In Australia, the ethical conduct of human research is grounded in the principles of merit and integrity, justice, beneficence and respect.17

There is a tension inherent in seeking to balance these principles. Ensuring that participants are not exposed to, or directly caused, harm as a result of research is fundamentally important. However, participants also have the right to decide whether they want to participate in research. This is embodied in the principle of respect, which states that ‘respect for human beings involves giving due scope, throughout the research process, to the capacity of human beings to make their own decisions.’17(p11) As researchers, we have an ethical obligation to support vulnerable groups to be active participants in research.

Ethical research involves more than just managing risks. It is about genuine engagement with communities and research participants, based on respect for their autonomy, dignity and expertise in their own lives. The inclusion of people with lived experience in research project – from conceptualisation to dissemination of findings – can be a powerful means of empowering vulnerable populations to be heard.18 The slogan ‘nothing about us without us’18,19 highlights the importance of genuine engagement, ensuring that people with lived experienced are consulted and included in every stage of research.

Additional ethical considerations with hardtoreach populations

  • As far as practicable, engage people with lived experience early in the research process – preferably before you design the study.
  • Include adequate and appropriate remuneration for lived-experience consultants and participants in the research budget. Consultants should be paid for their time as experts; research participants should be compensated for their time in a way that reflects their contribution. Participants should also be reimbursed for the cost of travel. Paying participants is a contentious area of research ethics. Some research ethics committees are not comfortable with high-value payments to participants, due to the risk that this will act as an inducement to participation, thereby limiting a participant’s capacity to provide free and voluntary consent. What constitutes a ‘high-value’ payment can be arbitrary, but in our research, $80 and $100 payments have been considered excessive by multiple ethics committees. However, high-value payments can be ethically justified as a means of recruiting and retaining research participants, and as a gesture that participants’ views are valued.
  • Develop thorough research protocols that explain how participant distress and participant safety, as well as researcher distress and safety, will be managed. Additional considerations may be needed, depending on the nature of the population. For example, when undertaking research with families involved in the child protection system, it is important to consider:
    • the potential for extreme levels of distress among participants, including threats of suicide
    • legal obligations on the research team to report suspected child maltreatment to relevant authorities, and how this will be managed
    • how the research team will manage participant disclosures of harm perpetrated against them.
  • Ethics should always be about more than managing risk. Ethical research with hard-to-reach populations is fundamentally about valuing the perspectives of people who are often excluded from research. It is about respecting their autonomy to choose whether they want to participate in a study, and about creating safe spaces that will enable their participation.
  • There are unique considerations that apply to research with or about First Nations Peoples. Chapter 19 explores this in more detail.

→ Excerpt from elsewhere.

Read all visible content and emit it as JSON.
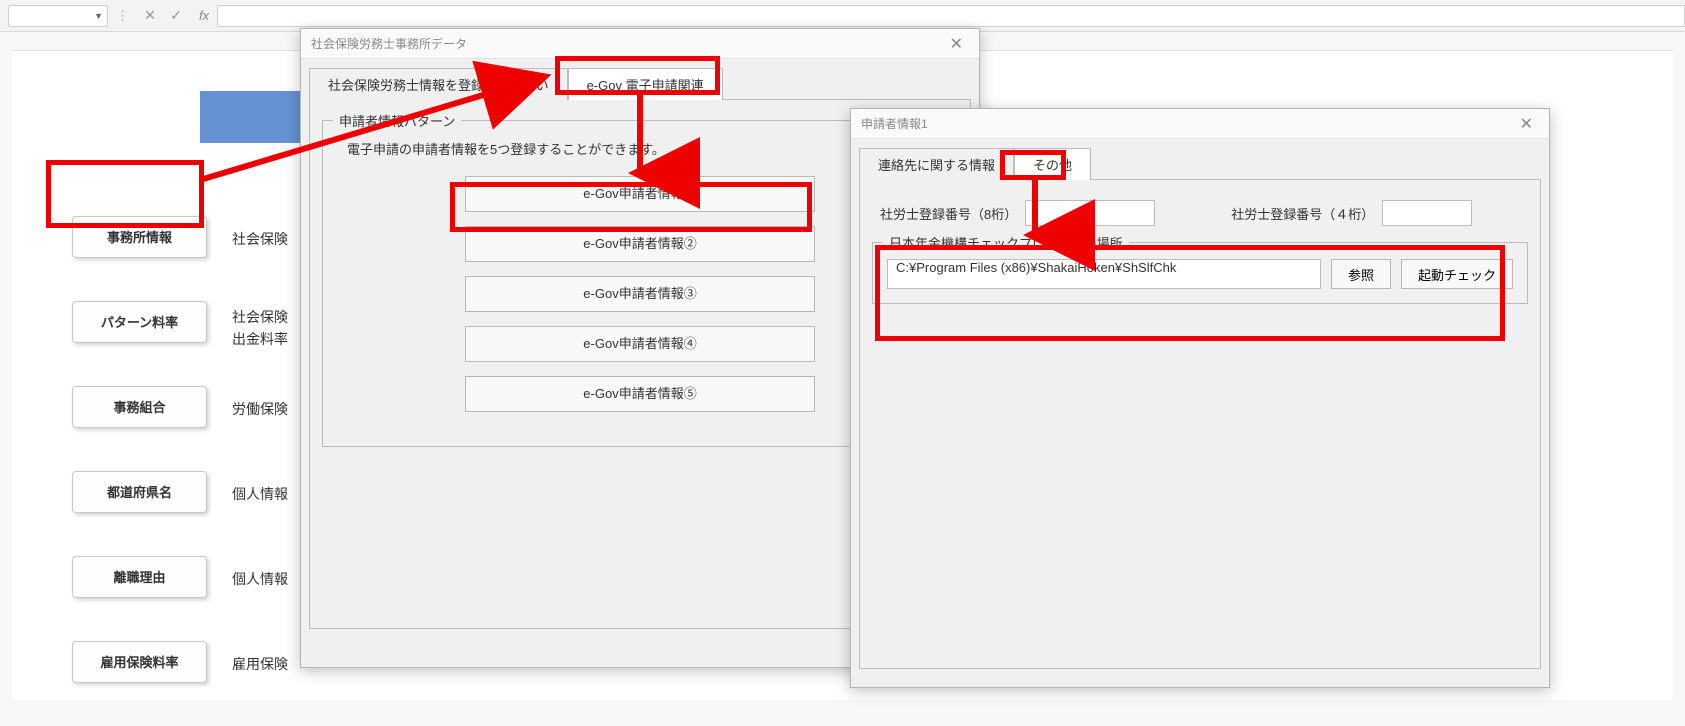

Undertaking research with hard-to-reach populations can be challenging. Despite these challenges, it is important that researchers attempt to engage with these populations as they have too often been rendered invisible in research and policy discussions. Rather than only seeing their vulnerability and marginalisation as evidence of risk, we should be working to empower the silenced and invisible members of society to contribute to and participate in research. The experiences and perspectives of hard-to-reach populations are valuable in their own right. They also have the power to broaden our understanding and develop more creative and meaningful solutions to entrenched structural problems.